Today Victoria marked 15 straight days of no new Covid-19 cases(external link). It’s taken a long, hard lockdown to get here, and I can’t deny that stretches of this year have been really tough (not being allowed to see family, but especially when my grandma and my mum were gravely ill, and suddenly we were no longer allowed to visit either of them). The federal government and the state opposition – i.e. the Liberal Party – were relentlessly critical of our lockdown, insisting that it would never work and we had to get back to business as usual ASAP, so big business could go back to making mega profits and they could go back to demonising the unemployed for their own predicament instead of having to acknowledge (albeit temporarily) that there are structural reasons for unemployment. But what do you know? Despite the undeniable hardship (and the heavy-handed policing of the lockdown in lower SES communities, which the state government should not be let off the hook for at all)… we’re now in an enviable position, certainly compared to many other countries. I can actually go out tonight and celebrate Diwali with my partner’s very immediate family, while I know in the US for example, people who are responsible are facing the prospect of Thanksgiving with no one beyond their own household. It’s a sad, lonely time for many people in the world.

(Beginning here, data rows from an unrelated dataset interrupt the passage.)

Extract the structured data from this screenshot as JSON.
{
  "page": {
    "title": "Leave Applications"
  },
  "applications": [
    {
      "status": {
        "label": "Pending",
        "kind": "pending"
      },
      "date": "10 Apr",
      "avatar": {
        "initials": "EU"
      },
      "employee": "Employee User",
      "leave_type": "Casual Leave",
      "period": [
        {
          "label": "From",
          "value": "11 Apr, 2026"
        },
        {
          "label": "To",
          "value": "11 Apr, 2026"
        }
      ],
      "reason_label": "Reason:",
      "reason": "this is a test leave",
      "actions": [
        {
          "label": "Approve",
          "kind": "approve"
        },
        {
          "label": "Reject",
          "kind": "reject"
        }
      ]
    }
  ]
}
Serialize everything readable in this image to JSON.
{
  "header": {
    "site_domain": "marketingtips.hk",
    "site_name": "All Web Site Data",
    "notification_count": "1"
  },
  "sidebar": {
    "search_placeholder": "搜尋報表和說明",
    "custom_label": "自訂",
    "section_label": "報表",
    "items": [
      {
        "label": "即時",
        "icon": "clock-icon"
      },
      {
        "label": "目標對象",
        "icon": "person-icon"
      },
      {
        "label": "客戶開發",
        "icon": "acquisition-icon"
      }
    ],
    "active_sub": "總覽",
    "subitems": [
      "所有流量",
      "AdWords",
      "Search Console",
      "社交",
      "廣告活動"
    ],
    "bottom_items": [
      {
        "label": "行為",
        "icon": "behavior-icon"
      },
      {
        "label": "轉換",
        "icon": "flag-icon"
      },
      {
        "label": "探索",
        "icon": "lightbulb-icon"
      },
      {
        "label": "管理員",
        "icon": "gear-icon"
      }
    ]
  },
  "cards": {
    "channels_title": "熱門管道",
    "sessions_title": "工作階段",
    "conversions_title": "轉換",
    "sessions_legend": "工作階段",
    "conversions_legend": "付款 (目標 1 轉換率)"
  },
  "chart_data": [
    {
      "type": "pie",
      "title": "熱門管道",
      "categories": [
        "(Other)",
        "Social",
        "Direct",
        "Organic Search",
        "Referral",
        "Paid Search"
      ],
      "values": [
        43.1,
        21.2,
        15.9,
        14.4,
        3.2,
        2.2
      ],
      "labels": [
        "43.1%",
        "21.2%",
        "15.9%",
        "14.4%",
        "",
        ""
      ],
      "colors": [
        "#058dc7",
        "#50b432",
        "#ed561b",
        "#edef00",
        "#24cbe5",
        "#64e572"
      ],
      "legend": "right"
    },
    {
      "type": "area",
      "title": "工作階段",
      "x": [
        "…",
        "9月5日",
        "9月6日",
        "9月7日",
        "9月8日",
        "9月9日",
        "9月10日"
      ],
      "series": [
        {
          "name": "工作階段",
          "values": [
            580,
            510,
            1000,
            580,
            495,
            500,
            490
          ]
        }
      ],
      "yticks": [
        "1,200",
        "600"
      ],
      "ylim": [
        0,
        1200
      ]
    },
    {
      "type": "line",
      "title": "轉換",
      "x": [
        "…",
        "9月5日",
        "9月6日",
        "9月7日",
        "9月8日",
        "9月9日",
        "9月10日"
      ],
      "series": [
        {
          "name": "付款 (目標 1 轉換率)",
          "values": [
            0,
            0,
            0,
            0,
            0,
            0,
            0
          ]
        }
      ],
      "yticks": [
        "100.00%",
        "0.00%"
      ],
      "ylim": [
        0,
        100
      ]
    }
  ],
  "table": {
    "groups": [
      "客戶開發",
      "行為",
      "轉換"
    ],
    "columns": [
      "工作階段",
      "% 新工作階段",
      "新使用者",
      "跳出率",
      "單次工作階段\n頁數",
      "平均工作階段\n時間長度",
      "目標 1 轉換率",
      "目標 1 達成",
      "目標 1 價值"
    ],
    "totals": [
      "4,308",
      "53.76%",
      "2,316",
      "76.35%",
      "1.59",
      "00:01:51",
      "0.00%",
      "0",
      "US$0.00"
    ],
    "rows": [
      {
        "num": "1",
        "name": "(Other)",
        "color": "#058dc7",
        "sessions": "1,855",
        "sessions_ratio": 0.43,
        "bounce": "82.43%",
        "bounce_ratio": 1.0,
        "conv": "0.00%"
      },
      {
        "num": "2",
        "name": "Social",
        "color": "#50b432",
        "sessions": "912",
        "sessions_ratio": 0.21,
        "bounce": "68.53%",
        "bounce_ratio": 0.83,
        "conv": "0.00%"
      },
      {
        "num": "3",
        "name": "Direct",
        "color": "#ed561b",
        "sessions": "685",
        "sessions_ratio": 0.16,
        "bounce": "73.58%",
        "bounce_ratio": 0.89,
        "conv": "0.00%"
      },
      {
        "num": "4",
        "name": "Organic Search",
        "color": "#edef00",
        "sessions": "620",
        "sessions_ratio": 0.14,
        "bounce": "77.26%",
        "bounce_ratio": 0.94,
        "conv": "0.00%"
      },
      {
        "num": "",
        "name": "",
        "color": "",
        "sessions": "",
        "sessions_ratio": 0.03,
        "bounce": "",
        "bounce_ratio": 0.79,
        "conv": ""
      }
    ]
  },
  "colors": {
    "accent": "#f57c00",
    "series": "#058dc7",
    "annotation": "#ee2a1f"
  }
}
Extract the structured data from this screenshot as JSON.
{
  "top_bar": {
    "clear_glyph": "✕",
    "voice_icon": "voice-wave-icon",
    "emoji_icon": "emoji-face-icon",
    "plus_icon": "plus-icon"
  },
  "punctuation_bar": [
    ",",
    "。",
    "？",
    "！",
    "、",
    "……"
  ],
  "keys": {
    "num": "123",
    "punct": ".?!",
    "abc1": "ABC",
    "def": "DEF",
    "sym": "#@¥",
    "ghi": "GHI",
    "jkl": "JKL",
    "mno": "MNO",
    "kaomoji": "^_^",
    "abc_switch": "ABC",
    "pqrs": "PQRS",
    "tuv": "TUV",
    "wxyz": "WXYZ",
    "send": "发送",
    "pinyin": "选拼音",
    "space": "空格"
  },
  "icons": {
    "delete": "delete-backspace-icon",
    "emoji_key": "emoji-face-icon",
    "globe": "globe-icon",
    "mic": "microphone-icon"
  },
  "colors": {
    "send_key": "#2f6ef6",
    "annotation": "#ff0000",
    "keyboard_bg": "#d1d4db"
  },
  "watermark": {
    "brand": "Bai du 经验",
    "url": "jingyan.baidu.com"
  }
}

Hopefully soon there’ll be a vaccine that’ll get us much closer to normality. But in the meantime, I think it’s pretty clear that lockdowns work, and the “economic damage” is a small price to pay considering the actual human cost you could be facing instead (or realistically, as well). It’s a disgrace that so many governments around the world (including Australia’s own federal government, which has had to be dragged by the state governments literally every step of the way) value money so much over human life.